The options for democracies are complicated and will have to blend technical, regulatory and social approaches. Intel has already begun work on the technical side. Last November, the company’s researchers proposed a system called FakeCatcher that claimed 96% accuracy in identifying deepfakes. That number is impressive, but given the sheer volume of synthetic material that can be churned out, even a 99% accurate detector would miss an unacceptable volume of disinformation. Moreover, governments will have the services of highly skilled programmers, which means that their deepfakes are likely to be among the least detectable. Even the most ingenious detectors will have their limits, because breakthroughs in detection will almost certainly be used to improve the next generation of deepfake algorithms.

There is a workaround that may help detectors stay ahead of this cycle, and it is related to a technique that social-media companies are already exploring. Developers of detection technology can focus less on the video or image itself than on how it is being used by creating algorithms that analyze metadata and context. Social media platforms currently deploy these sorts of tools to detect fake accounts used for what some platforms call “coordinated campaigns of inauthentic behavior”—a term that covers the efforts of Iran, Russia and other malicious actors to sow disinformation or discredit specific public figures. Such an algorithm for deepfakes would be able to distinguish a Renoir-style deepfake painting of a loved one, say, from a deepfake showing a nude celebrity or drugged-out political figure.

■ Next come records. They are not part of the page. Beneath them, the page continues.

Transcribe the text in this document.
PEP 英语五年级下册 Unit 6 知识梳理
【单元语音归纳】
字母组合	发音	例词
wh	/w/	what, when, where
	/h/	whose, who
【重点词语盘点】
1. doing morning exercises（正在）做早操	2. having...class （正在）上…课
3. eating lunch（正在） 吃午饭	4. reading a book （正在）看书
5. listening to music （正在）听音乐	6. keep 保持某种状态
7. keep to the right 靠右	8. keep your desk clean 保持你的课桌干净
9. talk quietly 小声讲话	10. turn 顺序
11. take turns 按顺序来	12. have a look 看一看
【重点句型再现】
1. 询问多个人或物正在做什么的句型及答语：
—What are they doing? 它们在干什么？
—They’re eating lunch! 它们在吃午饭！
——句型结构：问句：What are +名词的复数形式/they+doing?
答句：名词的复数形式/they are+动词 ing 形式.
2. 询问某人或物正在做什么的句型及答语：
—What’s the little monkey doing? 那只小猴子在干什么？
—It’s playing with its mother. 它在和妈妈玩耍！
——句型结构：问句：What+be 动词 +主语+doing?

The U.S. government and other democracies can’t tell their people what is or isn’t true, but they can insist that companies that produce and distribute synthetic media at scale make their algorithms more transparent. The public should know what a platform’s policies are and how these rules are enforced. Platforms that disseminate deepfakes can even be required to allow independent, third-party researchers to study the effects of this media and monitor whether the platforms’ algorithms are behaving in accordance with their policies.

Deepfakes are going to change the way a lot of institutions in democracies do business. The military will need very secure systems for verifying orders and making sure that automated systems can’t be triggered by potential deepfakes. Political leaders responding to crises will have to build in delays so that they can make sure the information before them isn’t false or even partially manipulated by an adversary. Journalists and editors will have to be leery of shocking news stories, doubling down on the standard of verifying facts with multiple sources. Where there is doubt, an outlet might mark some news with bright “this information not verified” warnings.

Ultimately, it is the public that will have to distinguish information sources operating in good faith from those designed to manipulate. Many democracies struggle with media literacy, but Finland offers a promising example. There, media literacy is folded into the school curriculum starting in preschool, and libraries have become centers for adult media-literacy instruction. Finland now ranks first in the world for resilience against misinformation.

It is in the nature of democracy that no single policy can effectively quell the proliferation of disinformation. To deal with the problem, free societies will need a combination of efforts and, in contrast to China’s Ministry of Truth approach, should give priority to preserving open discourse and respecting the discernment of citizens. The key is to begin this process before deepfakes seep into our information ecosystems and overwhelm them. Once they do, mistrust and confusion will be much harder to contain.

Messrs. Byman, Meserole and Subrahmanian are co-authors (with Chongyang Gao) of a new Brookings Institution research report, “Deepfakes and International Conflict,” from which this essay is adapted.